Problem

(Context: see #3954)

Coder will check for the email_verified OIDC claim if it is provided, and block sign-in if the user's email is not verified.
Users with unverified emails atttempting to login will get a message similar to

{"message":"Verify the \"user@acme.corp\" email address on your OIDC provider to authenticate!"}

From the Auth0 docs:

https://auth0.com/docs/manage-users/user-accounts/user-profiles/verified-email-usage

In case of federated identity providers, they sometimes report if the user has a verified email, and based on that, Auth0 sets the email_verified field in the user profile. This, however, transfers the responsibility to the identity provider to do it properly - something we can't ensure. We also don't know if the verified email from that provider is still owned by the user.

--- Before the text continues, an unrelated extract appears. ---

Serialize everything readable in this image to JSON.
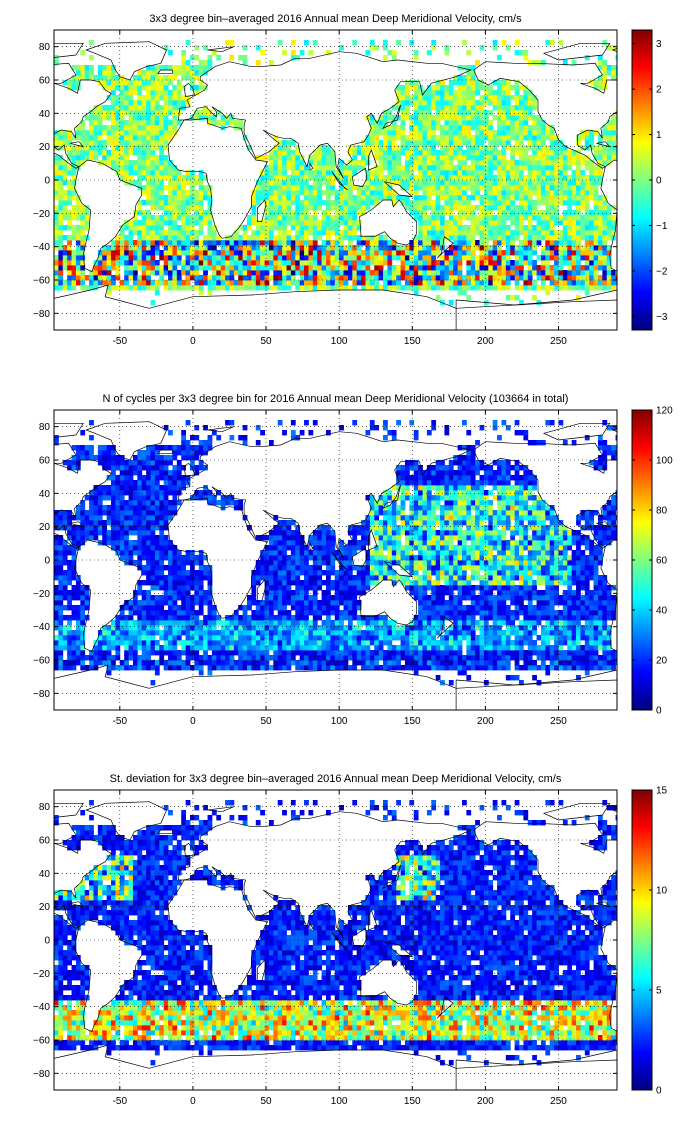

When users authenticate with a federated identity provider (e.g. a social or enterprise connection), the value of the email_verified field will match what the identity provider returns in the user profile. If they identity provider does not return any value, it will be set to false.

This means that certain IdPs through Auth0 (for example, AzureAD) are essentially unusable with Coder currently -- if the IdP does not return the email_verified claim, Auth0 will default it to false and Coder will block sign-in.

Solution

Add a command-line flag / environment variable CODER_OIDC_IGNORE_EMAIL_VERIFIED.
This will default to false. If it is set to true, skip the code path to check the email_verified claim:

https://github.com/coder/coder/blob/4b3d211e004ec5e4a3b30f98ca3c3e8ec687168a/coderd/userauth.go#L251-260

This will essentially assume that all emails are verified.